About the author(s):

Katharine Fortin is an Associate Professor at Utrecht University where she teaches IHL and IHRL. Before joining Utrecht University, she worked at the ICTY, ICC and Norton Rose Fulbright. She is the author of The Accountability of Armed Groups under Human Rights Law (Oxford University Press, 2017) which won the 2018 Lieber Prize. She has written widely about the framework of law that applies to armed groups in non-international armed conflicts and is one of the editors of the Armed Groups and International Law blog.

An interesting case is being heard in the English courts this week. The claimant is Noor Khan, a Pakistani man whose father was killed by a drone attack in North Waziristan in March 2011. The lawyers for Mr Khan are arguing that the passing of information by British intelligence agency GCHQ to the Americans running the drone operation, constitutes a serious criminal offence, namely the aiding and abetting of murder, a war crime or a crime against humanity.  The case comes in the same week as the UK government has announced that it is doubling the number of drones flying combat missions in Afghanistan. 

The case is definitely one to watch, as the court will presumably have no choice but to address some of the many of the questions which have been endlessly debated in academic fora about the legality of US’s drone programme in Pakistan. 

For a start, the court will have to consider the legality of the drone attacks under international law. In doing so, it will consider the US government’s argument that it is carrying out drone attacks as a matter of self defence.  It will also have to consider whether international humanitarian law applies to the attacks. This will require a consideration of whether the combination of the violence and actors make the situation an international armed conflict or a non-international armed conflict. None of these questions are easy, as a matter of fact or law. 

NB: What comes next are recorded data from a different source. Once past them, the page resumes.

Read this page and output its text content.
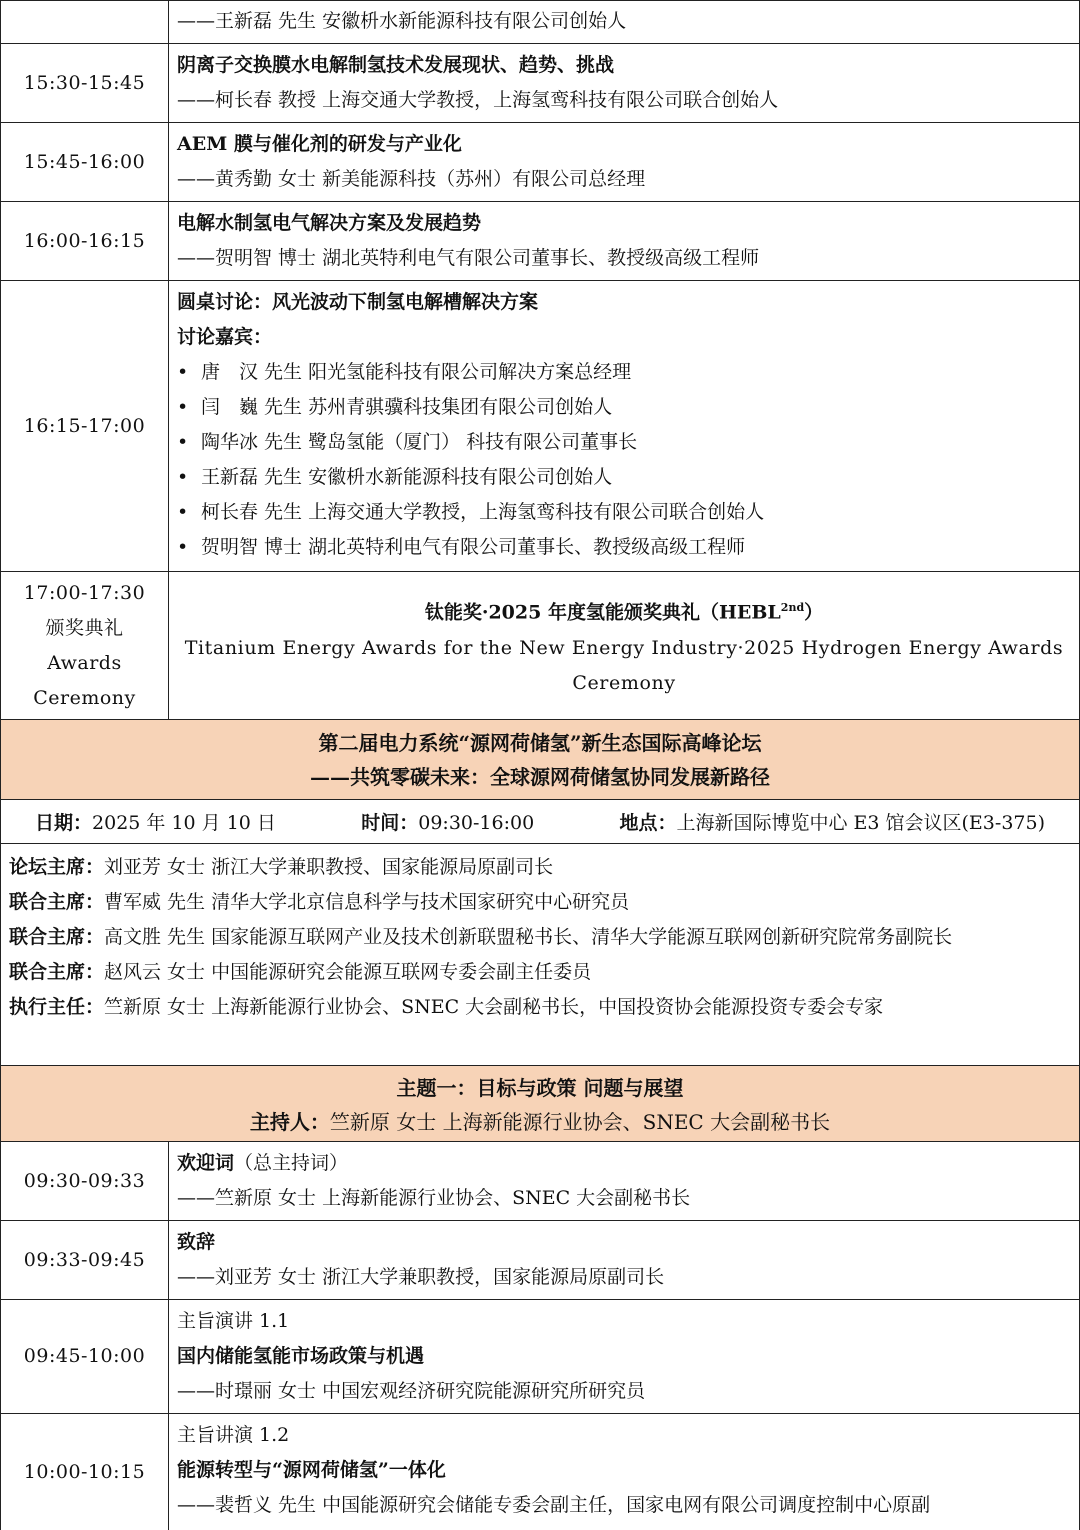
——王新磊 先生 安徽枡水新能源科技有限公司创始人
15:30-15:45
阴离子交换膜水电解制氢技术发展现状、趋势、挑战
——柯长春 教授 上海交通大学教授，上海氢鸾科技有限公司联合创始人
15:45-16:00
AEM 膜与催化剂的研发与产业化
——黄秀勤 女士 新美能源科技（苏州）有限公司总经理
16:00-16:15
电解水制氢电气解决方案及发展趋势
——贺明智 博士 湖北英特利电气有限公司董事长、教授级高级工程师
16:15-17:00
圆桌讨论：风光波动下制氢电解槽解决方案
讨论嘉宾：
• 唐　汉 先生 阳光氢能科技有限公司解决方案总经理
• 闫　巍 先生 苏州青骐骥科技集团有限公司创始人
• 陶华冰 先生 鹭岛氢能（厦门） 科技有限公司董事长
• 王新磊 先生 安徽枡水新能源科技有限公司创始人
• 柯长春 先生 上海交通大学教授，上海氢鸾科技有限公司联合创始人
• 贺明智 博士 湖北英特利电气有限公司董事长、教授级高级工程师
17:00-17:30
颁奖典礼
Awards
Ceremony
钛能奖·2025 年度氢能颁奖典礼$(HEBL^{2nd})$
Titanium Energy Awards for the New Energy Industry·2025 Hydrogen Energy Awards Ceremony
第二届电力系统“源网荷储氢”新生态国际高峰论坛
——共筑零碳未来：全球源网荷储氢协同发展新路径
日期：2025 年 10 月 10 日	时间：09:30-16:00	地点：上海新国际博览中心 E3 馆会议区(E3-375)
论坛主席：刘亚芳 女士 浙江大学兼职教授、国家能源局原副司长
联合主席：曹军威 先生 清华大学北京信息科学与技术国家研究中心研究员
联合主席：高文胜 先生 国家能源互联网产业及技术创新联盟秘书长、清华大学能源互联网创新研究院常务副院长
联合主席：赵风云 女士 中国能源研究会能源互联网专委会副主任委员
执行主任：竺新原 女士 上海新能源行业协会、SNEC 大会副秘书长，中国投资协会能源投资专委会专家
主题一：目标与政策 问题与展望
主持人：竺新原 女士 上海新能源行业协会、SNEC 大会副秘书长
09:30-09:33
欢迎词（总主持词）
——竺新原 女士 上海新能源行业协会、SNEC 大会副秘书长
09:33-09:45
致辞
——刘亚芳 女士 浙江大学兼职教授，国家能源局原副司长
09:45-10:00
主旨演讲 1.1
国内储能氢能市场政策与机遇
——时璟丽 女士 中国宏观经济研究院能源研究所研究员
10:00-10:15
主旨讲演 1.2
能源转型与“源网荷储氢”一体化
——裴哲义 先生 中国能源研究会储能专委会副主任，国家电网有限公司调度控制中心原副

If the court is satisfied that the drone attacks are taking place in the context of an armed conflict, it will then have to go on to consider whether the attack which killed Mr Khan’s father was a breach of international humanitarian law. To answer this question, the court will probably be forced to conduct an examination of the ‘status’ of Mr Khan’s father or the people that he was with when he died. The fact that Mr Khan himself may have had no connection to the militant group will not prevent his death being legal under international humanitarian law, if it was found to be incidental to the targeting of a primary military objective. 

This will lead the court to another contentious area of debate. If we assume for the point of argument – although this finding is by no means clear – that the court finds (i) that the attack took place in the context of a non-international armed conflict between the US and the militant group and (ii) that the attack in question was directed against individuals who participated in that militant group – the court will have to consider the legality of the US government’s targeting policy towards such individuals. This will presumably take the legal arguments to the heart of the direct participation in hostilities debate: Should such militants be treated as civilians who can only be targeted when they are directly participating in hostilities? Or do individuals who play a role in an insurgency forego their civilian status, by virtue of their ‘membership’ of the armed group in question and their continuous fighting function? The court will also have to consider some difficult points of fact: What was Mr Khan’s relationship with the armed group? What was Mr Khan doing when he died? These are difficult factual questions to get any certainty on, especially considering the remote, mountainous region in which the attack occurred.  

If the court is satisfied that a war crime has taken place, the court will then have consider whether the facts point towards the UK agents bearing accomplice liability. For this to be the case, the court would have to be satisfied that the information passed to the US by GCHQ had had a ‘substantial effect’ on the commission of the crime by the US principal. It would also have to be proved that GCHQ knew that its provision of information assisted the US in its commission of the war crime in question. Depending on whether the court adopts the definition of aiding and abetting in the Rome Statute, the court may also have to be satisfied the GCHQ employees passed the information to the US “for the purpose of facilitating the commission of the crime”. This is the standard of intent required by Article 25(3)(c) of the Rome Statute, but it is notably higher than the mens rea for aiding and abetting that has been applied at the international criminal tribunals which only require knowledge. Relevant to this discussion would be the extent to which GCHQ was aware of the US’s targeting policy and whether or not it considered that targeting policy to be in accordance with law. 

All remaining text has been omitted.